The audit made public on Thursday revealed huge discrepancies between the 2015 financial results of nine key companies within Agorkor reported earlier and the audited figures. Inflated value of assets, understated claims towards group members, over-estimated inventory and undocumented costs were some of the reasons for the discrepancies. The audit showed that the aggregate capital of the nine companies stood at a negative 2.4 billion kuna at the end of 2016, or 13.4 billion kuna ($2.1 billion/1.8 billion euro) below the figure reported at the end of 2015.

Smiljan compared the Agrokor case to the downfall of U.S. energy company Enron that led to the demise of one of the leading auditing firms in the country, Arthur Andersen. Arthur Andersen collapsed due to its criminal handling of Enron audits in what is described as one of the world's biggest corporate scandals.

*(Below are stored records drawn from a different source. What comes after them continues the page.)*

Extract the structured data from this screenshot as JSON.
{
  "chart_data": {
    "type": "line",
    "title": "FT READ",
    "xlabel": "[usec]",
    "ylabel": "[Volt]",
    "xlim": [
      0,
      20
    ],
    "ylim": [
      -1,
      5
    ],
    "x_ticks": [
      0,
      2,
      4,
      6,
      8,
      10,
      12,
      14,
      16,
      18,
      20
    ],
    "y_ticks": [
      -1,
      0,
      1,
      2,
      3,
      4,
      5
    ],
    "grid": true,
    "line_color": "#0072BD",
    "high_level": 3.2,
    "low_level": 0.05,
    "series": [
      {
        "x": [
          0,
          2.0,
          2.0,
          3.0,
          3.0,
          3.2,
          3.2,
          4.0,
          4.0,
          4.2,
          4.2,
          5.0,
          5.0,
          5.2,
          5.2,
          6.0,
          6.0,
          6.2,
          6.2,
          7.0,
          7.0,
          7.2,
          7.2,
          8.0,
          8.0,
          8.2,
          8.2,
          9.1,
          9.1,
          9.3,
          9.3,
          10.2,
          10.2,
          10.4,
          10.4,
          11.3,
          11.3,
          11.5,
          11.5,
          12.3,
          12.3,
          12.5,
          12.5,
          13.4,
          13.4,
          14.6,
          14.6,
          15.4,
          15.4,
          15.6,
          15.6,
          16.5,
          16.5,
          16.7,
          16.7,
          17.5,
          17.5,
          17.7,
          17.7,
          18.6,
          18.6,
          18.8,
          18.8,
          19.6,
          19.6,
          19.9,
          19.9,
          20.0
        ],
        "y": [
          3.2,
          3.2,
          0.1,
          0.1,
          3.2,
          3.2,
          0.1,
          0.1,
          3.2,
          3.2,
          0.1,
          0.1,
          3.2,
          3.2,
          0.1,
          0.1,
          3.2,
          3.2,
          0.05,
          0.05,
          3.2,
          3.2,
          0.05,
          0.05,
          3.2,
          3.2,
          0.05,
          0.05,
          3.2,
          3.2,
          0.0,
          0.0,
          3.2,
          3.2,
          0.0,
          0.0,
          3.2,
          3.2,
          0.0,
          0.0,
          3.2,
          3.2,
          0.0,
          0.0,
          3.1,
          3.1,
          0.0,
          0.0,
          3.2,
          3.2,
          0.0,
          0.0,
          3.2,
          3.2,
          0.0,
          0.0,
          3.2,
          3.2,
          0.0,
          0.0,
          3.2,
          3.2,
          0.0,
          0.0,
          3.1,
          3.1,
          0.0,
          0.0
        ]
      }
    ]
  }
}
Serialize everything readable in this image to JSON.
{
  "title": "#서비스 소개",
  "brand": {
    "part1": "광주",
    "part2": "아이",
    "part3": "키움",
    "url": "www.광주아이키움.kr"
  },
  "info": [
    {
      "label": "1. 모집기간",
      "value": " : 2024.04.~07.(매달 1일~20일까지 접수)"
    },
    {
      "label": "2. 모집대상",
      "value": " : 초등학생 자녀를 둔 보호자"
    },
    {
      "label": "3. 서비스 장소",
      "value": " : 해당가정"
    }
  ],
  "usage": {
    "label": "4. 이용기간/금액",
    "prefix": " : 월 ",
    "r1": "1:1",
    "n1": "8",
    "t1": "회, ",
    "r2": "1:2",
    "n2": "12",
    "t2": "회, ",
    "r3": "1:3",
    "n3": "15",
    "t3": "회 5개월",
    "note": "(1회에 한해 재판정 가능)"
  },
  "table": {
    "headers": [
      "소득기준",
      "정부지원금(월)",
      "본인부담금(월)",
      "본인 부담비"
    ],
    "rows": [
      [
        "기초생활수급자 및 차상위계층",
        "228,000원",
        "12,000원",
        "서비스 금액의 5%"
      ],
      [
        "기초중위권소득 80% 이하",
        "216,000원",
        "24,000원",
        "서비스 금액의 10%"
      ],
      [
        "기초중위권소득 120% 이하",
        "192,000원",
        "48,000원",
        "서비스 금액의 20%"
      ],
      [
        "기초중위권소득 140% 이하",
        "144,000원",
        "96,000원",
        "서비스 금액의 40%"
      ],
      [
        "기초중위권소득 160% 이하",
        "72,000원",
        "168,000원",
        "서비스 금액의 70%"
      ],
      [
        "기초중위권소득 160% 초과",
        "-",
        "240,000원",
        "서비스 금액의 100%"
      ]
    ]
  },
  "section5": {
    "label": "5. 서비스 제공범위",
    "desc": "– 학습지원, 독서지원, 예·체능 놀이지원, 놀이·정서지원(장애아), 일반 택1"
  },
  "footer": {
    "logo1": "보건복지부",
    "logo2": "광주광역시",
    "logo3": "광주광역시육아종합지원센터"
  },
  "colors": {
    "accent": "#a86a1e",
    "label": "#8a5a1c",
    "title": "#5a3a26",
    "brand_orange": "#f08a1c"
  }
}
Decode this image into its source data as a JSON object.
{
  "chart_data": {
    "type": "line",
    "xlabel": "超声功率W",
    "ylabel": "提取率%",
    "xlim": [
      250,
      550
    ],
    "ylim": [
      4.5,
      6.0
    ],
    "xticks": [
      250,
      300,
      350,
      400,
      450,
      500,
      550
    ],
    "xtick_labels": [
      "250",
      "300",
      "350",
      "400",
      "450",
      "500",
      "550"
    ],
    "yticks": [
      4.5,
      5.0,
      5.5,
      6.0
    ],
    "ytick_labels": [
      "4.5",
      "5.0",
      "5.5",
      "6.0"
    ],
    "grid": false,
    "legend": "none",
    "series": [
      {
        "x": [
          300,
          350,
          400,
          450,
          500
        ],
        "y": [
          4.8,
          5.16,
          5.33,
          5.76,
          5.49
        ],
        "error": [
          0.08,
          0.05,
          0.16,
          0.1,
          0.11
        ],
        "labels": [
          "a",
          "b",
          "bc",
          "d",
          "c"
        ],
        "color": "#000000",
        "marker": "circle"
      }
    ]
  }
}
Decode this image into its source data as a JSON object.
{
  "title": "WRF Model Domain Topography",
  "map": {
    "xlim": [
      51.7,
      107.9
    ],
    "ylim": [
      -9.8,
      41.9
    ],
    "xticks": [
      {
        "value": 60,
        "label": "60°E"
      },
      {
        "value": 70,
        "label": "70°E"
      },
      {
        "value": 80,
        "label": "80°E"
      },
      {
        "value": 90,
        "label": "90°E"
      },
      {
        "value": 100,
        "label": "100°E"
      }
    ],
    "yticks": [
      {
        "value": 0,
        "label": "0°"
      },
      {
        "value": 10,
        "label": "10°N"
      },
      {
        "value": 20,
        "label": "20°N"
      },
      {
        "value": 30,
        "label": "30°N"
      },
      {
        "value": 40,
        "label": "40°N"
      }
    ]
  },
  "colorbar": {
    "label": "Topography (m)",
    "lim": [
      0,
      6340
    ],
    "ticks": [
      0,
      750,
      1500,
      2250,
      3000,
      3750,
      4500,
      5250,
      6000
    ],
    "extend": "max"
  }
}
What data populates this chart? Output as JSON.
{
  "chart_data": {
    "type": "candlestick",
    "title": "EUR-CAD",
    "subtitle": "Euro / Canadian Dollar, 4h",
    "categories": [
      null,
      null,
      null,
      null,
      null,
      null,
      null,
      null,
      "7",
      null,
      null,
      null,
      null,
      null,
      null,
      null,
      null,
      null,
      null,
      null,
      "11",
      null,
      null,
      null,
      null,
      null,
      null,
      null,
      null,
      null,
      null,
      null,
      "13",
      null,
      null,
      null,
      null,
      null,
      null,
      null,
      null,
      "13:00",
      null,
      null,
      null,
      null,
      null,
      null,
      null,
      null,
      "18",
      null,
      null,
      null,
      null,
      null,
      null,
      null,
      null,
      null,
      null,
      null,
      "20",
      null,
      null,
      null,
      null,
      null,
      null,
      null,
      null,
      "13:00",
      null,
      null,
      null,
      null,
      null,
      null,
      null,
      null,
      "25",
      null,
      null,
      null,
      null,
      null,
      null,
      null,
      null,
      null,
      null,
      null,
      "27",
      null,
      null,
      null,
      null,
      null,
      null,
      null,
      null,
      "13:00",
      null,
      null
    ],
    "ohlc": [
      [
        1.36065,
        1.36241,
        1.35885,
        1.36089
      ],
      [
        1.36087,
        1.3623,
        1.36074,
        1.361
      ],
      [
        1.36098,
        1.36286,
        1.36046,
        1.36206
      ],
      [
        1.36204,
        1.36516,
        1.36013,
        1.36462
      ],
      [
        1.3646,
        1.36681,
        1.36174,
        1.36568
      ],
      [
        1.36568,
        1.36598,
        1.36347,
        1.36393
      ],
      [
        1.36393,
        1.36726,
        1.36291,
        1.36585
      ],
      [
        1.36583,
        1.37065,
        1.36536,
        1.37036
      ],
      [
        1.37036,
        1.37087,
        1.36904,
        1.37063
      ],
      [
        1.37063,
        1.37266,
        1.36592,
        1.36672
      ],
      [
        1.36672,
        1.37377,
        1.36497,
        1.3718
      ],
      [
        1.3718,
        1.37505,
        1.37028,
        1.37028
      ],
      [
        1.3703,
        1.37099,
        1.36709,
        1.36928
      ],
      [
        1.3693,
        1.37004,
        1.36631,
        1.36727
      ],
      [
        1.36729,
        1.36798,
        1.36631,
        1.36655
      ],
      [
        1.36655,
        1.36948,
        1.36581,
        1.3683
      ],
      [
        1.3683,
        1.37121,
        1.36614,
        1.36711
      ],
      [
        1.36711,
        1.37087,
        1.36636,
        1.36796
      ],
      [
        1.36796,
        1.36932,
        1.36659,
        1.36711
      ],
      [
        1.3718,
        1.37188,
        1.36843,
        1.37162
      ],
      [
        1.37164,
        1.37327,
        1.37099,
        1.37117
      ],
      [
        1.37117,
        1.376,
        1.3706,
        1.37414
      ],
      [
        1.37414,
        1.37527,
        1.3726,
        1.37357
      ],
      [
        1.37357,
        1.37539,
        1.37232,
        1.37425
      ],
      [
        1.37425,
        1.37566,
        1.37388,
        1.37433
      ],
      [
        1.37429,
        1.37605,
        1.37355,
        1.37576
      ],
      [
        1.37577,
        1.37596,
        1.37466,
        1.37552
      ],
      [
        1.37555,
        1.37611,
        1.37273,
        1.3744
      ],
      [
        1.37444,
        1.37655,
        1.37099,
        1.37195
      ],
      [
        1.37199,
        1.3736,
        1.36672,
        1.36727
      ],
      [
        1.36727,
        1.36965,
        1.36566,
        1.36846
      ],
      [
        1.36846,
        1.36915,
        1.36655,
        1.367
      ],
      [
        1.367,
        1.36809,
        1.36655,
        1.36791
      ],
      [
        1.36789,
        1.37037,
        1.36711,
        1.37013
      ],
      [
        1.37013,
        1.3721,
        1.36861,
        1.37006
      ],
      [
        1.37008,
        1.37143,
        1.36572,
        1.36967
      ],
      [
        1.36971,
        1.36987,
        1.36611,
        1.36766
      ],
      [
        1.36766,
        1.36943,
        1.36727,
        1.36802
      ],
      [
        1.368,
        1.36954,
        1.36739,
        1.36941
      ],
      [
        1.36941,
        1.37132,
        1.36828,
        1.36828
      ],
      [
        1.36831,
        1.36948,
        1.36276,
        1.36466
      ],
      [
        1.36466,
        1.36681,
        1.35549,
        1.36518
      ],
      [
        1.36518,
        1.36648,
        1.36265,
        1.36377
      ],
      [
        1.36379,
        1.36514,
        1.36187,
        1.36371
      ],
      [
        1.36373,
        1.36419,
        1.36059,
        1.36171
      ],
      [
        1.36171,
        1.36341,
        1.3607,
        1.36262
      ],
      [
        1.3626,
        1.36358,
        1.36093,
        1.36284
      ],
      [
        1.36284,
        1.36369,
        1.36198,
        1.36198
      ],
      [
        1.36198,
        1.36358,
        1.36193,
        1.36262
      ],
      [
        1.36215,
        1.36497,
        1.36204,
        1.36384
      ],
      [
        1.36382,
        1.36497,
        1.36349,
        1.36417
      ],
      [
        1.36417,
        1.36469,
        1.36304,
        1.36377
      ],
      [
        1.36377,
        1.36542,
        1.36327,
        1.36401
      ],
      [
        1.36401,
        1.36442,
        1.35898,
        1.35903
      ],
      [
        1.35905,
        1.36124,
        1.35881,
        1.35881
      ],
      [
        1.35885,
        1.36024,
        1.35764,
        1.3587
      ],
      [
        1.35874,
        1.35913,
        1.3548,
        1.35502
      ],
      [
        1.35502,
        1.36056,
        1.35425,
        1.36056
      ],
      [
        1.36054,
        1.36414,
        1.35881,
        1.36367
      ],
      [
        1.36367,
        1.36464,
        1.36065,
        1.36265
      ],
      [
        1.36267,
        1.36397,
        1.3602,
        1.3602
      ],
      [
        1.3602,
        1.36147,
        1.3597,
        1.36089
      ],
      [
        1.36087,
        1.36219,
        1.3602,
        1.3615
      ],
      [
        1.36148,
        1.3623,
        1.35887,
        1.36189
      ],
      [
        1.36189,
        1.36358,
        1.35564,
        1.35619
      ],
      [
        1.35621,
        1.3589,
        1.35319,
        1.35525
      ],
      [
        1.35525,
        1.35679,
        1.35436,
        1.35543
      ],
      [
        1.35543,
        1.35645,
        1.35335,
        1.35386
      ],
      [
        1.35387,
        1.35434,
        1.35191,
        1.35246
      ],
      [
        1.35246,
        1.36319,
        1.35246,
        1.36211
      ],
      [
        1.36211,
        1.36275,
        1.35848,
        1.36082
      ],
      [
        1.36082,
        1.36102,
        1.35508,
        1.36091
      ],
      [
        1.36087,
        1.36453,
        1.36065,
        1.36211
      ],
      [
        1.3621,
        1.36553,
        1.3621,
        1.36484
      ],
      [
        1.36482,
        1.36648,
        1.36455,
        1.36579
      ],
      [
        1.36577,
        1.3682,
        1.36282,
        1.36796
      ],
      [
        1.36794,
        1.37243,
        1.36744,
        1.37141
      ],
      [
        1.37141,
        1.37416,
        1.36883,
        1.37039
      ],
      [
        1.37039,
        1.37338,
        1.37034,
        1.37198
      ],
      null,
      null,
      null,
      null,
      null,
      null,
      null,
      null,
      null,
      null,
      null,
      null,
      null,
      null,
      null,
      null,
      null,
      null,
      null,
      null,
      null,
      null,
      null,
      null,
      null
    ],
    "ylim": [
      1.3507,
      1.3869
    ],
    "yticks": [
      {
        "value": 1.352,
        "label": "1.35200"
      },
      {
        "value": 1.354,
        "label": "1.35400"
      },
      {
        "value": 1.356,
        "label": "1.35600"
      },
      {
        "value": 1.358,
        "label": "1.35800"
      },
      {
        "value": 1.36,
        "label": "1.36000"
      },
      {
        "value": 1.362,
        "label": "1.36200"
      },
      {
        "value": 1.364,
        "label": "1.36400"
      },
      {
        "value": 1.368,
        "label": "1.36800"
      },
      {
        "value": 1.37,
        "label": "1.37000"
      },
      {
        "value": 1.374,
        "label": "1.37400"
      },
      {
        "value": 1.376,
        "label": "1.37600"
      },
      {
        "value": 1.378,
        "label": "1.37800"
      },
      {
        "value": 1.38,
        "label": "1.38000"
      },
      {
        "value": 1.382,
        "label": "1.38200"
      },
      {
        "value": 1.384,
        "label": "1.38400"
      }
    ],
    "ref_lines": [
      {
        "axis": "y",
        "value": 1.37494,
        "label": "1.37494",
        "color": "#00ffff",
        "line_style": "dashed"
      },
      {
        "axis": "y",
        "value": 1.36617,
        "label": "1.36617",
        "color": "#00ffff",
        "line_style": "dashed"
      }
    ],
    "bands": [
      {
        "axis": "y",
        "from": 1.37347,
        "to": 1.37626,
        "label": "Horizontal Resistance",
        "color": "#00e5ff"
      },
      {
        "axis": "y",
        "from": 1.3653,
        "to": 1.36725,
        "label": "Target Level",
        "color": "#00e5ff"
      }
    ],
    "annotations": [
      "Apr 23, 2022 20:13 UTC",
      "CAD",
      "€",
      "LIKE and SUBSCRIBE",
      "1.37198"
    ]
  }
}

"After that, the U.S. reacted promptly. A restrictive law was adopted that regulated the way financial statements and audits are put together, and clearly laid out criminal responsibility. Our legislation is tied to EU directives but nothing is preventing us from sharpening our laws," Smiljan said.

The total negative impact on equity resulting from the recalculation of results for 2015 and the losses of the nine companies recorded in 2016 equals 10.5 billion kuna in the retail sector, 1.7 billion kuna in the agricultural sector and 1.2 billion kuna in the food sector, the results of the audit showed.

The auditor of Agrokor's financial accounts for 2013, 2014 and 2015 was the Croatian unit of UK-based accountancy and business advisory network Baker Tilly. Earlier this year, Agrokor said it has named PricewaterhouseCoopers LLP as auditor of its 2016 financial statements after preliminary probes revealed that potential accounting errors might have been committed.

Agrokor has been in financial turmoil since January when Moody's downgraded its corporate family rating of Croatia's largest privately-held concern. Following Moody's decision, Agrokor pulled out of a syndicated loan deal it had struck with several international lenders, which sent the price of its bonds on international markets into a downward spiral. In April, the Croatian parliament adopted a law allowing the government to appoint temporary administrators to lead a restructuring process at the request of the company's creditors or the debtor itself.